Is Your Relationship as Frozen as Your Yard?
Sue Johnson, the founder of Emotionally Focused Therapy whose work has transformed and inspired my own talks about the 3 Demon Dialogues that shut down couple’s ability to manage connection with flexibility. Here’s my super over simplified explanation of her years of research.
Find the Bad Guy– the blame and criticism conversation that leaves little room for solution.
The Protest Polka– the demand/withdraw dance where each partner pursues in a way that guarantees getting shut down. (My favorite-Into the Marriage Vortex)
Freeze and Flee- the one where no one is dancing anymore.
Since the White Witch has turned Minnesota into Narnia where it is always winter but never Christmas I’ll focus on Freeze and Flee.
Are there things in your marriage you just never talk about? Are there fights you used to have that you won’t even try anymore?
Freeze and Flee happens when couples are tired of fighting, or fighting doesn’t help, or fighting is too scary, or fighting is just more trouble that it is worth. Just suck it up. Don’t rock the boat.
I don’t see this dance too often in marriage counseling because when people stop pursuing each other who is going to call the therapist? Or if we are working on things, I don’t even know we aren’t talking about something…until we trip over it.
In the Bold North, Freeze and Flee is connected to our heritage. We can do frozen for months. We are a stoic people who don’t see any reason to get all worked up about stuff. We are great at sucking it up and making things “work”.
The problem in marriage is that we can’t wait for spring to come. The frozen aspects of our relationship become glaciers…frozen forever.

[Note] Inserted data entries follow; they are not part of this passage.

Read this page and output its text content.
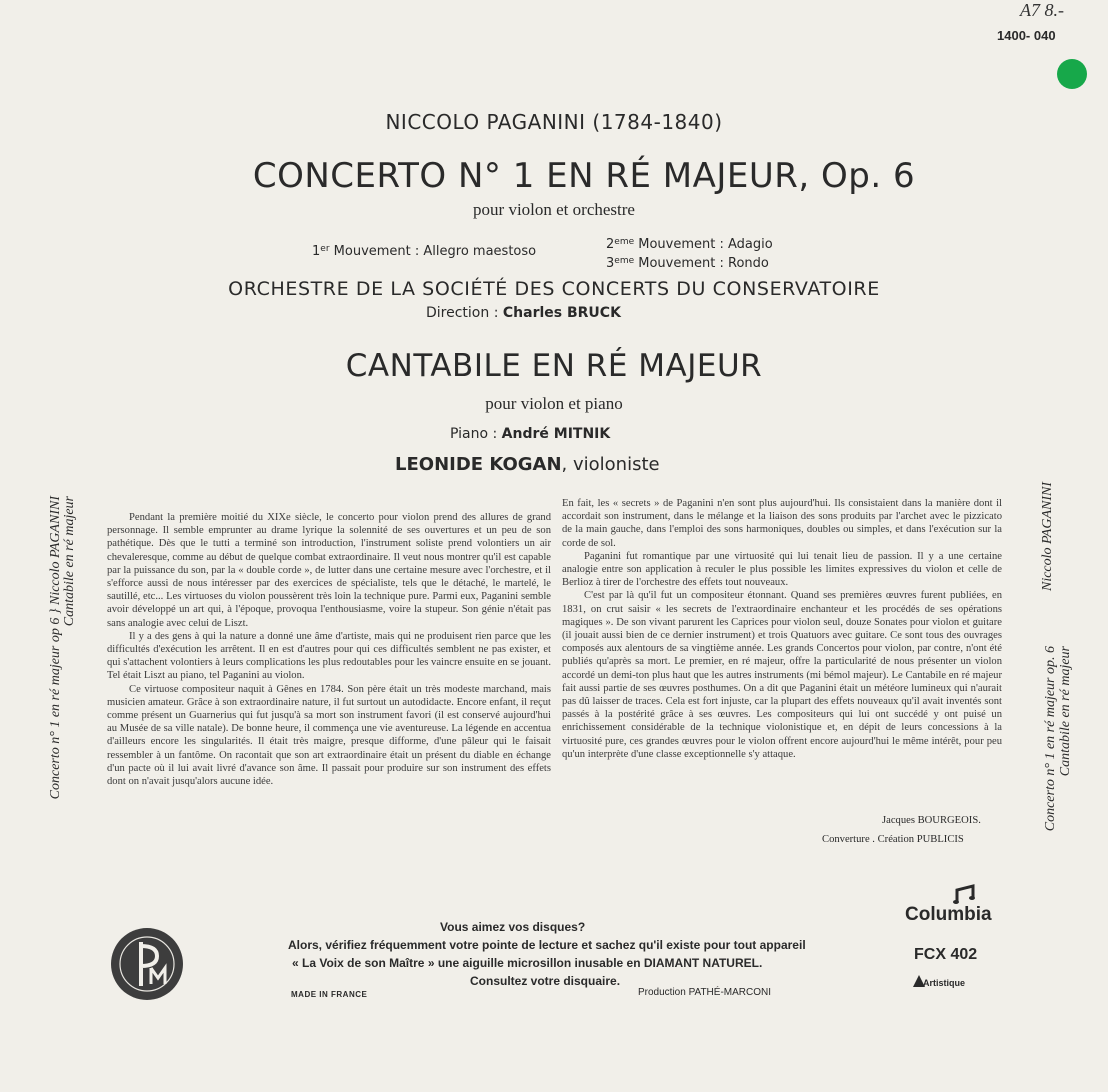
A7 8.-
1400- 040
NICCOLO PAGANINI (1784-1840)
CONCERTO N° 1 EN RÉ MAJEUR, Op. 6
pour violon et orchestre
1er Mouvement : Allegro maestoso	2eme Mouvement : Adagio
3eme Mouvement : Rondo
ORCHESTRE DE LA SOCIÉTÉ DES CONCERTS DU CONSERVATOIRE
Direction : Charles BRUCK
CANTABILE EN RÉ MAJEUR
pour violon et piano
Piano : André MITNIK
LEONIDE KOGAN, violoniste
Concerto n° 1 en ré majeur op 6 } Niccolo PAGANINI Cantabile en ré majeur	Niccolo PAGANINI
Concerto n° 1 en ré majeur op. 6 Cantabile en ré majeur

Pendant la première moitié du XIXe siècle, le concerto pour violon prend des allures de grand personnage. Il semble emprunter au drame lyrique la solennité de ses ouvertures et un peu de son pathétique. Dès que le tutti a terminé son introduction, l'instrument soliste prend volontiers un air chevaleresque, comme au début de quelque combat extraordinaire. Il veut nous montrer qu'il est capable par la puissance du son, par la « double corde », de lutter dans une certaine mesure avec l'orchestre, et il s'efforce aussi de nous intéresser par des exercices de spécialiste, tels que le détaché, le martelé, le sautillé, etc... Les virtuoses du violon poussèrent très loin la technique pure. Parmi eux, Paganini semble avoir développé un art qui, à l'époque, provoqua l'enthousiasme, voire la stupeur. Son génie n'était pas sans analogie avec celui de Liszt.

Il y a des gens à qui la nature a donné une âme d'artiste, mais qui ne produisent rien parce que les difficultés d'exécution les arrêtent. Il en est d'autres pour qui ces difficultés semblent ne pas exister, et qui s'attachent volontiers à leurs complications les plus redoutables pour les vaincre ensuite en se jouant. Tel était Liszt au piano, tel Paganini au violon.

Ce virtuose compositeur naquit à Gênes en 1784. Son père était un très modeste marchand, mais musicien amateur. Grâce à son extraordinaire nature, il fut surtout un autodidacte. Encore enfant, il reçut comme présent un Guarnerius qui fut jusqu'à sa mort son instrument favori (il est conservé aujourd'hui au Musée de sa ville natale). De bonne heure, il commença une vie aventureuse. La légende en accentua d'ailleurs encore les singularités. Il était très maigre, presque difforme, d'une pâleur qui le faisait ressembler à un fantôme. On racontait que son art extraordinaire était un présent du diable en échange d'un pacte où il lui avait livré d'avance son âme. Il passait pour produire sur son instrument des effets dont on n'avait jusqu'alors aucune idée.

En fait, les « secrets » de Paganini n'en sont plus aujourd'hui. Ils consistaient dans la manière dont il accordait son instrument, dans le mélange et la liaison des sons produits par l'archet avec le pizzicato de la main gauche, dans l'emploi des sons harmoniques, doubles ou simples, et dans l'exécution sur la corde de sol.

Paganini fut romantique par une virtuosité qui lui tenait lieu de passion. Il y a une certaine analogie entre son application à reculer le plus possible les limites expressives du violon et celle de Berlioz à tirer de l'orchestre des effets tout nouveaux.

C'est par là qu'il fut un compositeur étonnant. Quand ses premières œuvres furent publiées, en 1831, on crut saisir « les secrets de l'extraordinaire enchanteur et les procédés de ses opérations magiques ». De son vivant parurent les Caprices pour violon seul, douze Sonates pour violon et guitare (il jouait aussi bien de ce dernier instrument) et trois Quatuors avec guitare. Ce sont tous des ouvrages composés aux alentours de sa vingtième année. Les grands Concertos pour violon, par contre, n'ont été publiés qu'après sa mort. Le premier, en ré majeur, offre la particularité de nous présenter un violon accordé un demi-ton plus haut que les autres instruments (mi bémol majeur). Le Cantabile en ré majeur fait aussi partie de ses œuvres posthumes. On a dit que Paganini était un météore lumineux qui n'aurait pas dû laisser de traces. Cela est fort injuste, car la plupart des effets nouveaux qu'il avait inventés sont passés à la postérité grâce à ses œuvres. Les compositeurs qui lui ont succédé y ont puisé un enrichissement considérable de la technique violonistique et, en dépit de leurs concessions à la virtuosité pure, ces grandes œuvres pour le violon offrent encore aujourd'hui le même intérêt, pour peu qu'un interprète d'une classe exceptionnelle s'y attaque.

Jacques BOURGEOIS.
Converture . Création PUBLICIS
Vous aimez vos disques?
Alors, vérifiez fréquemment votre pointe de lecture et sachez qu'il existe pour tout appareil
« La Voix de son Maître » une aiguille microsillon inusable en DIAMANT NATUREL.
Consultez votre disquaire.
MADE IN FRANCE	Production PATHÉ-MARCONI
Columbia
FCX 402
Artistique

If we stop talking about money, because the money talk always sucks, we can’t talk about taking a vacation or getting new carpeting or planning for the kids college expenses. We have to ignore feeling insecure or disrespected or unappreciated.
If we stop talking about parenting because we just don’t think our partner is hearing us anyway, we can’t talk about how the kids are feeling or tackling bad habits or the emotional tone of our home. We can’t talk about our fears or ask for more support or admit we aren’t sure we’re doing things right.
If we stop talking about sex because it is just too uncomfortable, we stop reaching out to each other, we stop playing or teasing or flirting or touching. We can’t talk about our need for connection or our hurt feelings or worries about the security of our relationship.
If we stop talking about your drinking or my temper or your depression or my “friend” at work because it just gets trapped in denial and defensiveness then we stop talking about us. We stop talking about trust. We stop sharing anything personal. We stop reaching out. Our hidden doubts go underground and push us apart.
Frozen pieces become tumors. Frozen pieces grow. Frozen pieces become limitations. Frozen pieces lead to frozen relationships. Frozen pieces impact the environment of our families.
Ready to be Bold? It takes a ton of courage to talk about what cannot be talked about. It takes a huge commitment to your partner and your family to ask to do something we cannot image doing.
If you feel like your relationship is the tundra and you’re ready for something to change, if you are willing to risk that even if it doesn’t work, even if it means a fight, anything would be better than continuing to suffer in silence here are a few ideas.
- Ask for help. Let me help you get a therapist. I usually end with this one but honestly it is really hard to make this kind of change alone. You have likely already used up all your skills and look where you are now. You didn’t stop talking for no reason and making things different is a huge undertaking. Invite your partner to join you in therapy but don’t let their fears stop you. But please, see a marriage counselor…even if you go alone.
- Write a letter. Tell your partner how much you care, how deep your commitment is and what you are afraid of. Take responsibility for your neglect of the relationship and how it got so far from what you wanted. Ask them to step back into the conversation.
- Call a meeting. Meetings are goal directed, time limited, limited focus, mostly low emotionality. “I want to try talking about money for 30 minutes on Saturday at Caribou. Can we try figuring out our household budget?”
- Stop stepping over it. Call it like it is. You don’t need a conversation but you can make statements.
- I wish we could talk about money without arguing.
- I hate that we can’t figure out how to support each other’s parenting.
- I am so frustrated that we have no way to talk about sex in a healthy way.
- I am worried that your drinking, your temper, your depression, your behavior is hurting our relationship and our family.